The combined net purchase price is $1.45 billion (see Attachment 1), representing an 11.1x multiple of last twelve months adjusted EBITDA, or 7.6x including anticipated synergies.
"This will be a truly transformational acquisition for both PolyOne and Clariant customers and employees around the world. Together, we will benefit from the combined ingenuity, passion and expertise of two global leaders in color design, additive technologies and sustainable solutions," said Robert M. Patterson, Chairman, President and Chief Executive Officer, PolyOne Corporation.
Clariant's color and additive masterbatch business, which had sales of $1.15 billion for the last twelve months, includes specialty technologies and solutions for high-growth global end markets, such as consumer, packaging, and healthcare. The Clariant business includes 46 manufacturing operations and technology centers in 29 countries and approximately 3,600 employees, who will join PolyOne's Color, Additives and Inks segment.
"Over the years, we have invested heavily in commercial resources and innovation, emphasizing higher-margin specialty business in less-cyclical end markets. With this acquisition and the recent divestiture of our Performance Products & Solutions (PP&S) segment, we now expect over 85% of pro forma adjusted EBITDA to be generated from specialty applications," said Mr. Patterson.
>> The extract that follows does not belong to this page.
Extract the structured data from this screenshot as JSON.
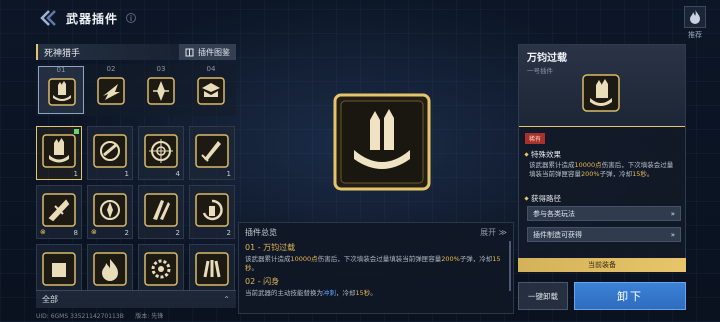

"The early synergies and EPS accretion certainly underpin the transaction and its initial value financially, but what I am most excited about is the additional upside from the innovation opportunities of our combined businesses," Mr. Patterson added. "Although we are several years into our specialty journey, we should all view this as a landmark acquisition, with our best days to come."
PolyOne will host a conference call and webcast to review the transaction in more detail and discuss key investment highlights including:
- Creation of a premier provider of sustainable solutions with over 85% of adjusted EBITDA from specialty formulations and approximately $4 billion in annual revenue.
- Both businesses offer leading portfolios of materials and supporting services that are aligned with the megatrends of the future, including sustainable solutions for alternative energy, reduced material requirements for packaging, improved recyclability and light-weighting.
- Combined geographic footprint will provide comprehensive, global availability of specialty materials and services for customers around the world.
- The transaction, pro forma for anticipated synergies of $60 million, is expected to add $0.85 to adjusted EPS, excluding the impact of step-up depreciation and amortization related to purchase accounting.
- PolyOne intends to finance this transaction through a combination of cash on hand, including capital generated from the recent divestiture of its PP&S segment, and proceeds from the issuance of senior unsecured notes and approximately $450 million of equity.
- Modest initial net debt to adjusted EBITDA leverage of 3.5x (3.1x pro forma for synergies) will be reduced to below 3x within two years.
The acquisition of Clariant's color and additive masterbatch business has been approved by the Boards of Directors at the companies and is expected to close in the middle of next year as it is subject to the satisfaction or waiver of customary closing conditions, including the receipt of regulatory approvals in various global jurisdictions. Committed financing for the acquisitions is being provided by Citi, Morgan Stanley & Co. LLP, and Wells Fargo. Jones Day served as outside legal counsel to PolyOne.